- Venue: Beijing National Aquatics Center
- Dates: 11 September
- Competitors: 8 from 7 nations
- Winning time: 2:52.60

Medalists
- 1st place, gold medalist(s):  / Daniel Dias / Brazil
- 2nd place, silver medalist(s):  / He Junquan / China
- 3rd place, bronze medalist(s):  / Pablo Cimadevila / Spain

= Swimming at the 2008 Summer Paralympics – Men's 200 metre individual medley SM5 =

The men's 200m individual medley SM5 event at the 2008 Summer Paralympics took place at the Beijing National Aquatics Center on 11 September.
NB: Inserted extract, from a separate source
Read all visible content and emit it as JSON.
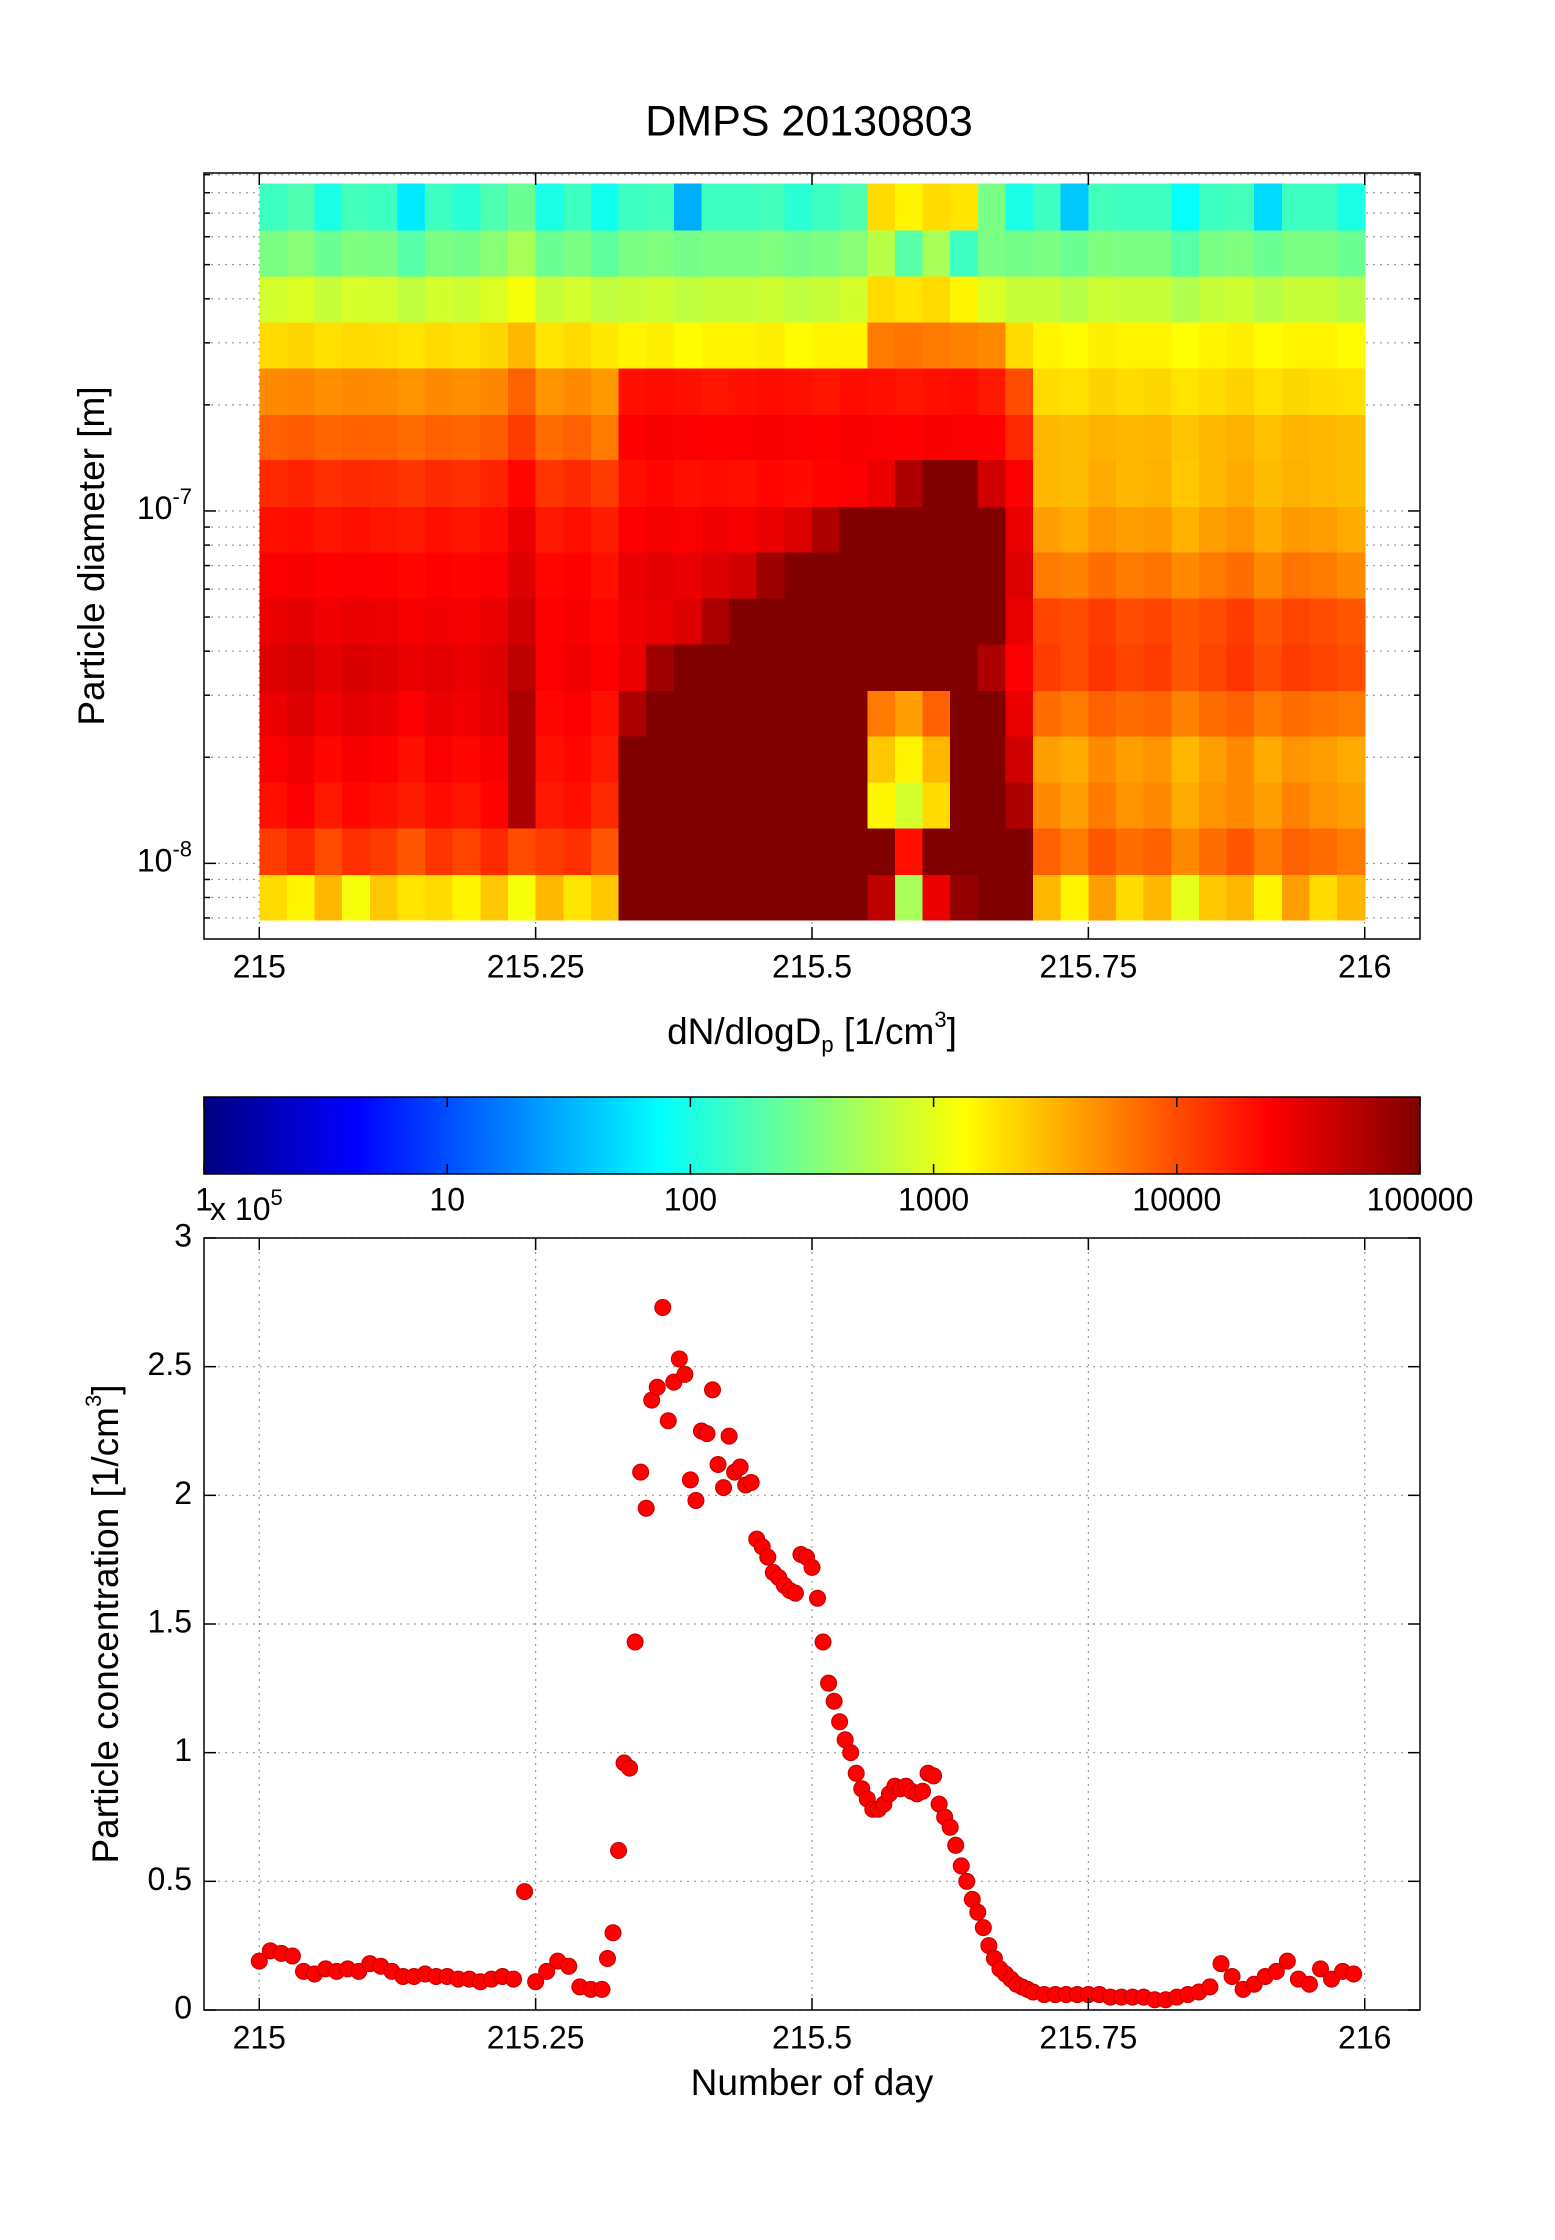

There were two heats; the swimmers with the eight fastest times advanced to the final (although apparently there were only eight entrants so no-one was eliminated).

==Results==

===Heats===
Competed from 09:39.

====Heat 1====

| Rank | Name | Nationality | Time | Notes |
|---|---|---|---|---|
| 1 | He Junquan | China | 3:05.15 | Q |
| 2 | Ervin Kovacs | Hungary | 3:14.70 | Q |
| 3 | Ivanildo Vasconcelos | Brazil | 3:42.56 | Q |
| 4 | Vidal Dominguez | Mexico | 3:45.96 | Q |

====Heat 2====

| Rank | Name | Nationality | Time | Notes |
|---|---|---|---|---|
| 1 | Daniel Dias | Brazil | 2:59.04 | Q, PR |
| 2 | Pablo Cimadevila | Spain | 3:06.41 | Q |
| 3 | Roy Perkins | United States | 3:30.69 | Q |
| 4 | Ariel Quassi | Argentina | 3:47.46 | Q |

===Final===
Competed at 17:24.

| Rank | Name | Nationality | Time | Notes |
|---|---|---|---|---|
| 1st place, gold medalist(s) | Daniel Dias | Brazil | 2:52.60 | WR |
| 2nd place, silver medalist(s) | He Junquan | China | 3:00.92 |  |
| 3rd place, bronze medalist(s) | Pablo Cimadevila | Spain | 3:01.58 |  |
| 4 | Ervin Kovacs | Hungary | 3:12.02 |  |
| 5 | Roy Perkins | United States | 3:23.63 |  |
| 6 | Ivanildo Vasconcelos | Brazil | 3:30.58 |  |
| 7 | Ariel Quassi | Argentina | 3:42.93 |  |
| 8 | Vidal Dominguez | Mexico | 3:50.11 |  |

Q = qualified for final. WR = World Record. PR = Paralympic Record.